During the study, a total of 387 people in the United States and Latin America diagnosed with uncontrolled epilepsy were evaluated. All the participants were taking one to three other anti-seizure drugs. Authors randomly assigned the volunteers to either receive 8 or 12 milligrams of perampanel or a placebo pill once daily for 19 weeks along with their regular treatment.

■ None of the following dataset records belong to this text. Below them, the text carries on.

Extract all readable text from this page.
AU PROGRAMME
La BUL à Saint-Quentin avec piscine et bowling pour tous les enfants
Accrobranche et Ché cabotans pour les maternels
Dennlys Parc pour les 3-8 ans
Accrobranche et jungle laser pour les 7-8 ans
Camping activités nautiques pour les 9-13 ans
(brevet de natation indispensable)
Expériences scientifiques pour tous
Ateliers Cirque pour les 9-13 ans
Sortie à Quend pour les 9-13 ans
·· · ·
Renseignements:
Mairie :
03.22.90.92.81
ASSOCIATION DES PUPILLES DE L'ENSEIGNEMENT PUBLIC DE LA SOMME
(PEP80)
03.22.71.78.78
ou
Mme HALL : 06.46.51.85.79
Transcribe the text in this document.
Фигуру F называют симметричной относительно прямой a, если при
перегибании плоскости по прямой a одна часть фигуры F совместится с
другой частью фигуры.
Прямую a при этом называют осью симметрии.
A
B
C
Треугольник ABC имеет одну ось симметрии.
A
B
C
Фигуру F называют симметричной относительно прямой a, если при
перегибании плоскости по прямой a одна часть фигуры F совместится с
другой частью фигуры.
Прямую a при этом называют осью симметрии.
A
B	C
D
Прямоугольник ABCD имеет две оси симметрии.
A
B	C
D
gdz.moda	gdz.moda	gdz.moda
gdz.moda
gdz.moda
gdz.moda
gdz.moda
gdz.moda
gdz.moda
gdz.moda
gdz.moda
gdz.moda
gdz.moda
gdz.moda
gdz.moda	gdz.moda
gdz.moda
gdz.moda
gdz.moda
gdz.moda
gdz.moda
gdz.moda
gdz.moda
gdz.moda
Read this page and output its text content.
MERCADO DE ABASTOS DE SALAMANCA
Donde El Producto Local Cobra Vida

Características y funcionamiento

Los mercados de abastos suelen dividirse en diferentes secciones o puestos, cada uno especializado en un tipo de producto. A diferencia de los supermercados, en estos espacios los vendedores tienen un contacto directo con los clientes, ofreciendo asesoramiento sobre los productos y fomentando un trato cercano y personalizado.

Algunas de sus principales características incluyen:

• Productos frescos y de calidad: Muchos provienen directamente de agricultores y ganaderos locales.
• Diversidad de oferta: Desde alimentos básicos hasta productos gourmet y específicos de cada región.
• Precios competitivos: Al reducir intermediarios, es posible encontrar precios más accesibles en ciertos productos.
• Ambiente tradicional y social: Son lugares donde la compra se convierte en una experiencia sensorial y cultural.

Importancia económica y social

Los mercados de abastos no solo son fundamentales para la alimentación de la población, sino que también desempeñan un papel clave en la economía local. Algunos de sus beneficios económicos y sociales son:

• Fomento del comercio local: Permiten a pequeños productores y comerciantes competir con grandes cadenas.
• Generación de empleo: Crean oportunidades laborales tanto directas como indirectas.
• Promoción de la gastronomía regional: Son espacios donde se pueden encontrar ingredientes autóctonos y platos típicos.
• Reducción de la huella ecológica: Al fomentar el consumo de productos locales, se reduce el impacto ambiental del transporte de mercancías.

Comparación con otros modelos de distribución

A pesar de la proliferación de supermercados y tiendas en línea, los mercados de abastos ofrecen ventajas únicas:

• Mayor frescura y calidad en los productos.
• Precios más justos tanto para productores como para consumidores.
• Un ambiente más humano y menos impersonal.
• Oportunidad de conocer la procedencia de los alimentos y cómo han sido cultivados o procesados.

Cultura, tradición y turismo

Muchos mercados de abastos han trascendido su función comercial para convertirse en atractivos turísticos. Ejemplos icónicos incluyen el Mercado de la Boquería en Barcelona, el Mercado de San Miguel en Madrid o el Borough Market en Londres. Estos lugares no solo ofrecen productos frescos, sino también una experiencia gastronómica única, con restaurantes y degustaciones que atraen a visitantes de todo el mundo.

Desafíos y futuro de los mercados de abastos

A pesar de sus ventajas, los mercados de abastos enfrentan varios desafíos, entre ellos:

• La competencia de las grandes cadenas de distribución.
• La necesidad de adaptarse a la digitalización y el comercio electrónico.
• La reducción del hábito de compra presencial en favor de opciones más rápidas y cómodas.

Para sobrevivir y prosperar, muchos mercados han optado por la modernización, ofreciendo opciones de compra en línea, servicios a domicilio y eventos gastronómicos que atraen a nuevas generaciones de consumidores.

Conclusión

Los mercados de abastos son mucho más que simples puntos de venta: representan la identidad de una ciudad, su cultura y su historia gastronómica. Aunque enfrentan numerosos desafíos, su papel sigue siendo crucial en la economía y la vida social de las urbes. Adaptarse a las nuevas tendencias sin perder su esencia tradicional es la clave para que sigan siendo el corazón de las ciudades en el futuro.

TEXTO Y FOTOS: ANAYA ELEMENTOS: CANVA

“For about one-third of people with epilepsy, the drugs either don’t stop their seizures or the side effects are not tolerable. If this drug is approved by the Food and Drug Administration (FDA), it will be another tool in our arsenal for combating or reducing seizures in people with difficult to treat epilepsy,” stated study author Jacqueline French, MD, with New York University in New York. French is also a Fellow of the American Academy of Neurology.
Those on the 12 milligram dose of perampanel allegedly had a 14 percent decline in seizures within a 28 day period than patients who took the placebo. Subjects consuming 8 milligram dose reported an almost 6 percent reduction in their seizure frequency as compared to those who took the placebo. Dizziness, drowsiness, irritability, headache, falls and ataxia appeared as the most common side effects of the drug.
The study will be presented at the 63rd Annual Meeting of the American Academy of Neurology, April 9–16, 2011, in Honolulu.